Weighted Best-of-N, or weighted majority voting, combines the two ideas: each candidate's reward or verifier score is summed per distinct answer and the highest-scoring answer is returned. Empirically this often beats both plain majority voting and plain reward-model BoN, especially when paired with a process reward model that grades intermediate steps. Lightman et al. (May 2023), in "Let's Verify Step by Step," showed that such step-level verifiers select better candidates than outcome-only verifiers on the MATH benchmark [10].

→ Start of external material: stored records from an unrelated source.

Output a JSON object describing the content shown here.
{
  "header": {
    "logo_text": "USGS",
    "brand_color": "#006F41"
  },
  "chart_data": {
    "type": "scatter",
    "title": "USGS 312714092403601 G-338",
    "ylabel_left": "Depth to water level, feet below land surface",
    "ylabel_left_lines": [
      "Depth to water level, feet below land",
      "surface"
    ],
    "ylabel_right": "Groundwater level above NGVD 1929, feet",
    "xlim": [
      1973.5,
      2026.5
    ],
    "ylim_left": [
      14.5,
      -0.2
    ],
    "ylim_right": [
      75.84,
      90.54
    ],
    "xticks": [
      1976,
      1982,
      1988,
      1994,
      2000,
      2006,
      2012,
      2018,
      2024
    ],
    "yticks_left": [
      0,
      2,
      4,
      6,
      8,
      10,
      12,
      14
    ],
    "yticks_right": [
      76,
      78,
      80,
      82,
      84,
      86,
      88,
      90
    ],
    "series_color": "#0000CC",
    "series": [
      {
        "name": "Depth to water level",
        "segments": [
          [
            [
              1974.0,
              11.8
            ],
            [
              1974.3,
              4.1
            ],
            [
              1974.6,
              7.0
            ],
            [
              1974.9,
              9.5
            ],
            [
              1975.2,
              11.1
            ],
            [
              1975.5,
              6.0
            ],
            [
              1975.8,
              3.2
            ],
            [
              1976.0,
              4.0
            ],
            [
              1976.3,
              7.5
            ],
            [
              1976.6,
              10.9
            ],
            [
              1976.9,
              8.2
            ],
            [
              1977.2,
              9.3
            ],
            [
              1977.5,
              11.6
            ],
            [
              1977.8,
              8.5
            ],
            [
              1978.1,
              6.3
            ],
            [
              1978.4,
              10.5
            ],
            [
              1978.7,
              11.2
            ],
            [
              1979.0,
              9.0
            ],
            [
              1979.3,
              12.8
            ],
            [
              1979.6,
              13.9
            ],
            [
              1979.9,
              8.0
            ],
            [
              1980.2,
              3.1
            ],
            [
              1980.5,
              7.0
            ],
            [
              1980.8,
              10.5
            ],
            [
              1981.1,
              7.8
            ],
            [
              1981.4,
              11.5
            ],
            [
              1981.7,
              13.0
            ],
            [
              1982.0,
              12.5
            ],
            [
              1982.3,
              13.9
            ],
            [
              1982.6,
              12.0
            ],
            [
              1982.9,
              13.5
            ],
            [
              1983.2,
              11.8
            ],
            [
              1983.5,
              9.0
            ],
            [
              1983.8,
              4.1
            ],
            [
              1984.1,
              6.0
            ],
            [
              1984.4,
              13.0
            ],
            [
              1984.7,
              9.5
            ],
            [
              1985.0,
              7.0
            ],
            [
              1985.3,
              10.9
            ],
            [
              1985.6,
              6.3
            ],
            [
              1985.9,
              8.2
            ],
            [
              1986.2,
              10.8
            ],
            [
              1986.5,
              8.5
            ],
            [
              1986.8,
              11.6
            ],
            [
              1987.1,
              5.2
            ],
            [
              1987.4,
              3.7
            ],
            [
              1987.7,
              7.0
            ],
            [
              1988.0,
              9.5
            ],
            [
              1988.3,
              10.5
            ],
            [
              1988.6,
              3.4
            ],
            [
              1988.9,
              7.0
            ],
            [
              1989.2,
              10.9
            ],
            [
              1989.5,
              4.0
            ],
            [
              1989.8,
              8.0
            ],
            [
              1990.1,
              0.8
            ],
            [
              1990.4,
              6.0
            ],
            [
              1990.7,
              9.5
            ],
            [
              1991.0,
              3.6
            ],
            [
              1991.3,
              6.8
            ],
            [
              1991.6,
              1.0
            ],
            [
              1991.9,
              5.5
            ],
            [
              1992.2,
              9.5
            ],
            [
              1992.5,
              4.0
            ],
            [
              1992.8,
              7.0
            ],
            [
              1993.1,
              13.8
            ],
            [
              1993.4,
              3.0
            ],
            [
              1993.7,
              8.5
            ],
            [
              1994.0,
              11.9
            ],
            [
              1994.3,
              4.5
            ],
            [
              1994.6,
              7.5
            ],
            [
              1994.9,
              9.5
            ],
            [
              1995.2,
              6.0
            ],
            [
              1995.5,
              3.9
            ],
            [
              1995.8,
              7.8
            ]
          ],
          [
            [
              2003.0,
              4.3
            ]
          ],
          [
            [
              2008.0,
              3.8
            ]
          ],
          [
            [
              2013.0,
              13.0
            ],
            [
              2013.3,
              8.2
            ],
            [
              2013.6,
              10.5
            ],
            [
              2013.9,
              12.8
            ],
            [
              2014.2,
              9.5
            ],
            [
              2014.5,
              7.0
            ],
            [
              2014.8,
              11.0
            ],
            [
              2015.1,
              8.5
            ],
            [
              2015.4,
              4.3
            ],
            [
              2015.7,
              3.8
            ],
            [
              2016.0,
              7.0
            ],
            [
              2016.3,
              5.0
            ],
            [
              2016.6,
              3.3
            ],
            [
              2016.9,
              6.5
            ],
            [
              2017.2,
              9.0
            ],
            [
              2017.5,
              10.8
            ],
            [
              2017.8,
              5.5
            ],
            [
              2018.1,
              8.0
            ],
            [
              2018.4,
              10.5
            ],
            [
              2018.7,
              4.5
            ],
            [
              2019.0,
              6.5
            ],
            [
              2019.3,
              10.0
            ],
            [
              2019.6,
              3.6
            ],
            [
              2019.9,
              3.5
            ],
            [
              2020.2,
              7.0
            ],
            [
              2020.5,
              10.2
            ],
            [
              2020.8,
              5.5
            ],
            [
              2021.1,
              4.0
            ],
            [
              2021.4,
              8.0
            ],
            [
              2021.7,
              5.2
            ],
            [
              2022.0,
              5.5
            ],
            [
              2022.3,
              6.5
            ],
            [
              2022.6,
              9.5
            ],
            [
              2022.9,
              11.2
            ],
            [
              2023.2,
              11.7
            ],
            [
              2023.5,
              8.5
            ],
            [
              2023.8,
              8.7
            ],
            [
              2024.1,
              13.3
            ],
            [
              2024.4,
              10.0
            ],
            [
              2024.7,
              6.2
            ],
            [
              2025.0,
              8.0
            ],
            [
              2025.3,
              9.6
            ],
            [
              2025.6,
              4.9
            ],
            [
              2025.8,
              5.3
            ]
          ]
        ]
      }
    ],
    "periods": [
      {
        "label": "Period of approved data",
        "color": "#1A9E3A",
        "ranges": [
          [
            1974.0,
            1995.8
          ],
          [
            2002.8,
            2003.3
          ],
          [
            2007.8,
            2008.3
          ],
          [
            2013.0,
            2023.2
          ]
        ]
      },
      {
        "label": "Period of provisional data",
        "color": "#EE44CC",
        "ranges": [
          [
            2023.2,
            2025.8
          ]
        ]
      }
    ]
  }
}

BoN's drawback is paying for N generations at every query. BOND (Sessa et al., Google DeepMind, July 2024) removes that recurring cost by training the policy itself to match the BoN distribution. It casts alignment as distribution matching against the analytic best-of-N distribution and uses the Jeffreys divergence, a combination of forward and backward KL that balances mode-covering and mode-seeking behavior. The practical iterative variant, J-BOND, distills the best-of-N of a slowly moving anchor policy, yielding BoN-level reward with single-sample inference [5].

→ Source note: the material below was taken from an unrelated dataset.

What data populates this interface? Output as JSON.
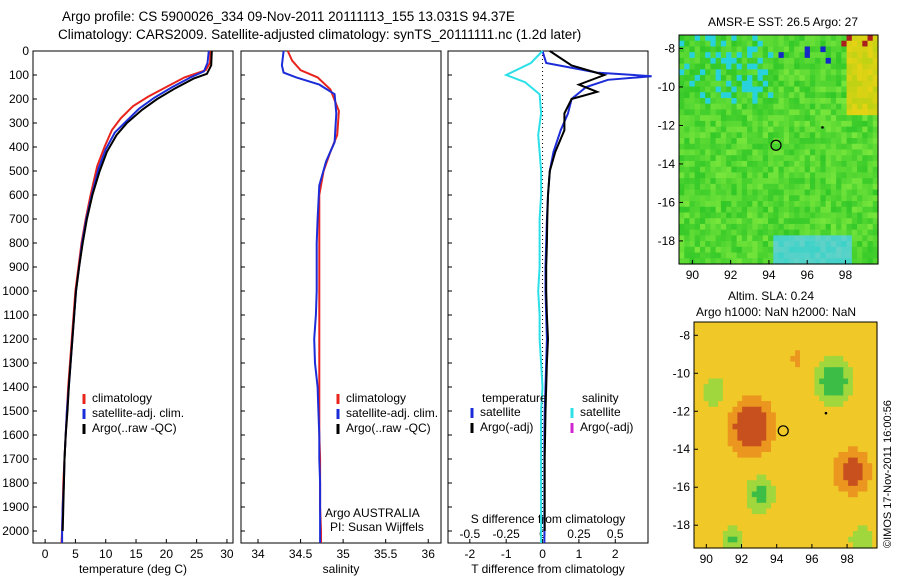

The same scaling principle can be turned against safety filters. Best-of-N jailbreaking (Hughes et al., December 2024) is a black-box attack that repeatedly samples augmented variants of a harmful prompt (random capitalization, word shuffling, and similar perturbations for text, with analogous augmentations for image and audio) until the target model complies. Attack success rate grows with N along a power law; the authors report 89% on GPT-4o and 78% on Claude 3.5 Sonnet at 10,000 sampled prompts, with the method also working across vision and audio inputs [6].

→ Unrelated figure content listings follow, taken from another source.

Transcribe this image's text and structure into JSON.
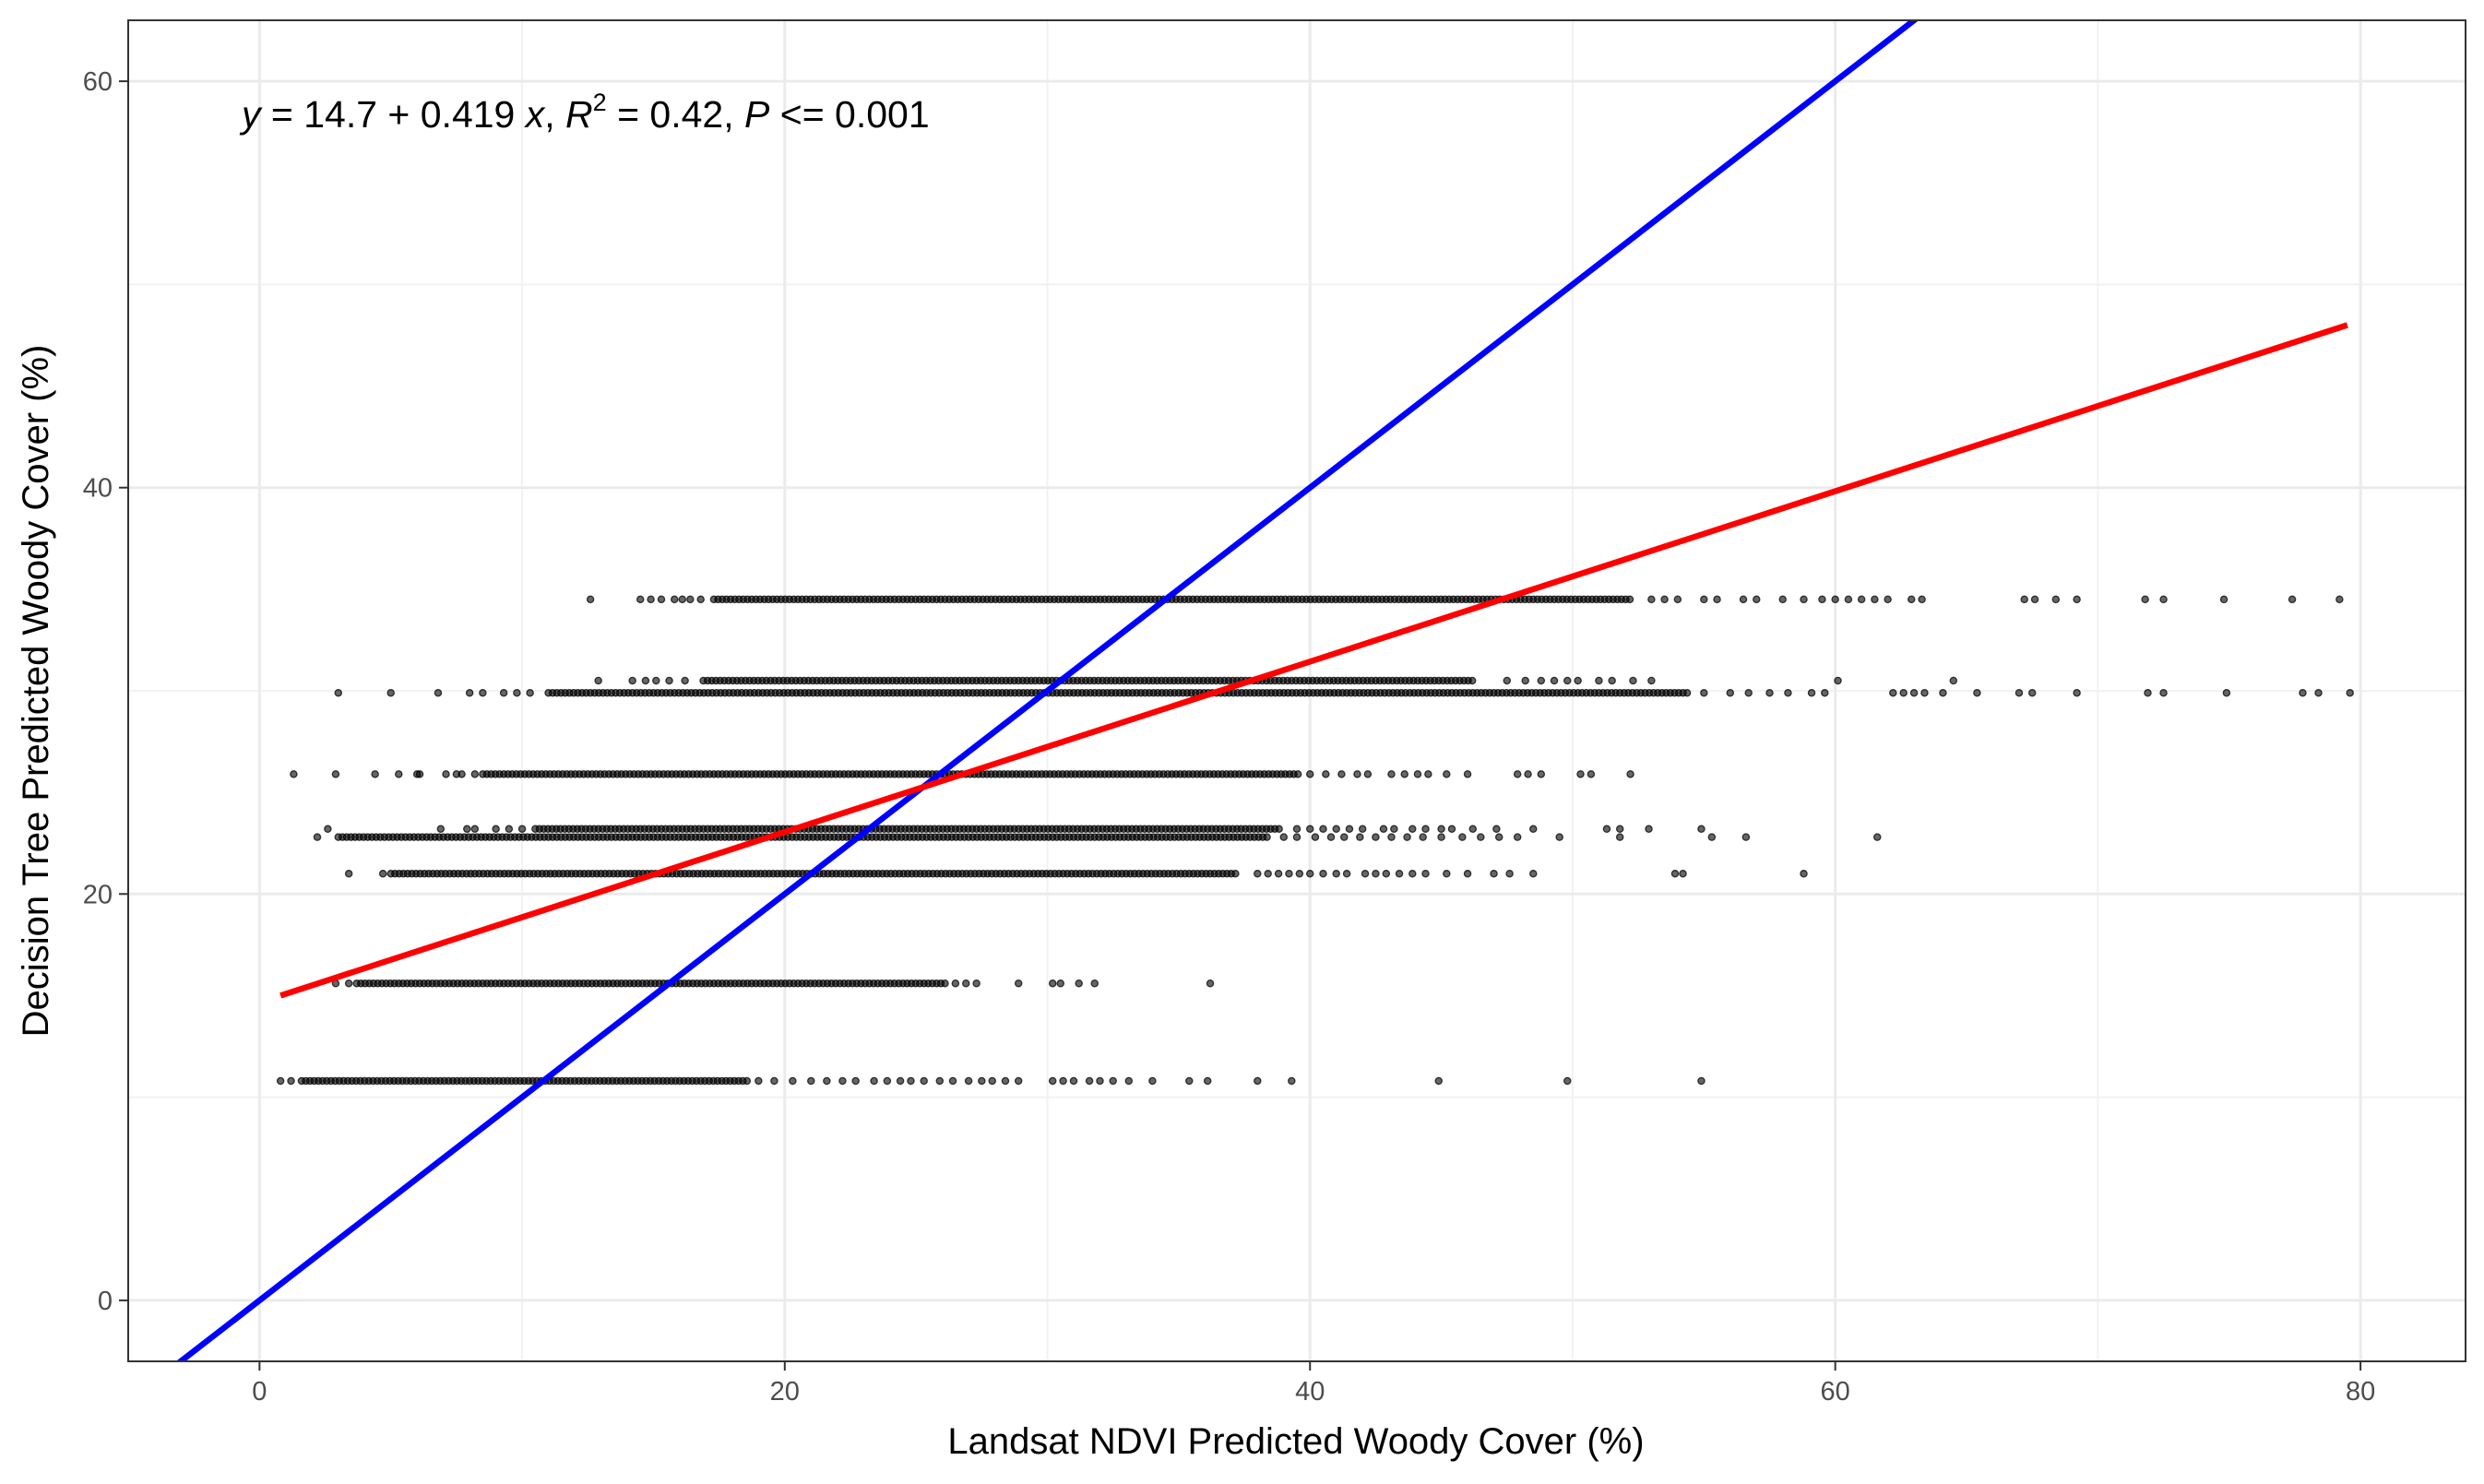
{
  "chart_data": {
    "type": "scatter",
    "title": "",
    "xlabel": "Landsat NDVI Predicted Woody Cover (%)",
    "ylabel": "Decision Tree Predicted Woody Cover (%)",
    "xlim": [
      -5,
      84
    ],
    "ylim": [
      -3,
      63
    ],
    "x_ticks": [
      0,
      20,
      40,
      60,
      80
    ],
    "y_ticks": [
      0,
      20,
      40,
      60
    ],
    "x_minor_gridlines": [
      10,
      30,
      50,
      70
    ],
    "y_minor_gridlines": [
      10,
      30,
      50
    ],
    "grid": true,
    "legend": "none",
    "annotation": {
      "y_var": "y",
      "eq_rest": " = 14.7 + 0.419 ",
      "x_var": "x",
      "sep1": ", ",
      "r_var": "R",
      "r_exp": "2",
      "r_rest": " = 0.42, ",
      "p_var": "P",
      "p_rest": " <= 0.001"
    },
    "point_color": "#000000",
    "point_bands": [
      {
        "y": 34.5,
        "dense_from": 17.3,
        "dense_to": 52.2,
        "sparse": [
          12.6,
          14.5,
          14.9,
          15.3,
          15.8,
          16.1,
          16.4,
          16.8,
          53.0,
          53.5,
          54.0,
          55.0,
          55.5,
          56.5,
          57.0,
          58.0,
          58.8,
          59.5,
          60.0,
          60.5,
          61.0,
          61.5,
          62.0,
          62.9,
          63.3,
          67.2,
          67.6,
          68.4,
          69.2,
          71.8,
          72.5,
          74.8,
          77.4,
          79.2
        ]
      },
      {
        "y": 30.5,
        "dense_from": 16.9,
        "dense_to": 46.2,
        "sparse": [
          12.9,
          14.2,
          14.7,
          15.1,
          15.6,
          16.2,
          47.5,
          48.2,
          48.8,
          49.3,
          49.8,
          50.2,
          51.0,
          51.5,
          52.3,
          53.0,
          60.1,
          64.5
        ]
      },
      {
        "y": 29.9,
        "dense_from": 11.0,
        "dense_to": 54.5,
        "sparse": [
          3.0,
          5.0,
          6.8,
          8.0,
          8.5,
          9.3,
          9.8,
          10.3,
          55.0,
          56.0,
          56.7,
          57.5,
          58.2,
          59.1,
          59.6,
          62.2,
          62.6,
          63.0,
          63.4,
          64.1,
          65.4,
          67.0,
          67.5,
          69.2,
          71.9,
          72.5,
          74.9,
          77.8,
          78.4,
          79.6
        ]
      },
      {
        "y": 25.9,
        "dense_from": 8.5,
        "dense_to": 39.6,
        "sparse": [
          1.3,
          2.9,
          4.4,
          5.3,
          6.0,
          6.1,
          7.1,
          7.5,
          7.7,
          8.2,
          40.0,
          40.6,
          41.2,
          41.8,
          42.2,
          43.1,
          43.6,
          44.1,
          44.5,
          45.2,
          46.0,
          47.9,
          48.3,
          48.8,
          50.3,
          50.7,
          52.2
        ]
      },
      {
        "y": 23.2,
        "dense_from": 10.5,
        "dense_to": 38.9,
        "sparse": [
          2.6,
          6.9,
          7.9,
          8.2,
          9.0,
          9.5,
          10.0,
          39.5,
          40.0,
          40.5,
          41.0,
          41.5,
          42.0,
          42.8,
          43.2,
          43.9,
          44.4,
          45.0,
          45.4,
          46.2,
          47.1,
          48.5,
          51.3,
          51.8,
          52.9,
          54.9
        ]
      },
      {
        "y": 22.8,
        "dense_from": 3.0,
        "dense_to": 38.4,
        "sparse": [
          2.2,
          39.0,
          39.5,
          40.2,
          40.8,
          41.3,
          41.9,
          42.5,
          43.1,
          43.7,
          44.3,
          45.0,
          45.8,
          46.5,
          47.2,
          47.9,
          49.5,
          51.8,
          55.3,
          56.6,
          61.6
        ]
      },
      {
        "y": 21.0,
        "dense_from": 5.0,
        "dense_to": 37.3,
        "sparse": [
          3.4,
          4.7,
          38.0,
          38.4,
          38.8,
          39.2,
          39.6,
          40.0,
          40.5,
          41.0,
          41.4,
          42.1,
          42.5,
          42.9,
          43.4,
          43.9,
          44.4,
          45.2,
          46.0,
          47.0,
          47.6,
          48.5,
          53.9,
          54.2,
          58.8
        ]
      },
      {
        "y": 15.6,
        "dense_from": 3.7,
        "dense_to": 26.2,
        "sparse": [
          2.9,
          3.4,
          26.5,
          26.9,
          27.3,
          28.9,
          30.2,
          30.5,
          31.2,
          31.8,
          36.2
        ]
      },
      {
        "y": 10.8,
        "dense_from": 1.6,
        "dense_to": 18.6,
        "sparse": [
          0.8,
          1.2,
          19.0,
          19.6,
          20.3,
          21.0,
          21.6,
          22.2,
          22.7,
          23.4,
          23.9,
          24.4,
          24.8,
          25.3,
          25.9,
          26.4,
          27.0,
          27.5,
          27.9,
          28.4,
          28.9,
          30.2,
          30.6,
          31.0,
          31.6,
          32.0,
          32.5,
          33.1,
          34.0,
          35.4,
          36.1,
          38.0,
          39.3,
          44.9,
          49.8,
          54.9
        ]
      }
    ],
    "lines": [
      {
        "kind": "one-to-one",
        "color": "#0000ff",
        "x1": -5,
        "y1": -5,
        "x2": 70,
        "y2": 70
      },
      {
        "kind": "fit",
        "color": "#ff0000",
        "x1": 0.8,
        "y1": 15.0,
        "x2": 79.5,
        "y2": 48.0
      }
    ]
  }
}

The central limitation is reward over-optimization, an instance of reward hacking and Goodhart's law: as N increases, BoN searches harder over the scorer's errors, so the proxy reward keeps rising while true quality eventually falls. Gao et al. (October 2022) measured this directly, fitting the gold reward as R_bon(d) = d * (alpha_bon - beta_bon * d) for best-of-n versus R_RL(d) = d * (alpha_RL - beta_RL * log d) for RL, where d is the square root of the KL divergence from the initial policy; both curves rise, peak, and then decline, quantifying when more optimization hurts [3]. Mitigations include reward-model ensembles, which dampen but do not eliminate the effect (Eisenstein et al., December 2023) [11], constraining N, and using verifiable rather than learned scorers where possible.
Other limitations follow from the method's structure. Cost scales linearly with N, which can be prohibitive at the thousands-of-samples scale used in some studies. BoN cannot exceed its sampling support: if no drawn sample is correct, no selector can recover the right answer (the coverage ceiling). Selection quality for learned scorers plateaus well before coverage does [1]. Outputs inherit any bias or miscalibration of the reward model. Finally, BoN is purely parallel, with no information shared across candidates, so on hard multi-step problems sequential methods that revise a single trajectory can be more compute-efficient [7].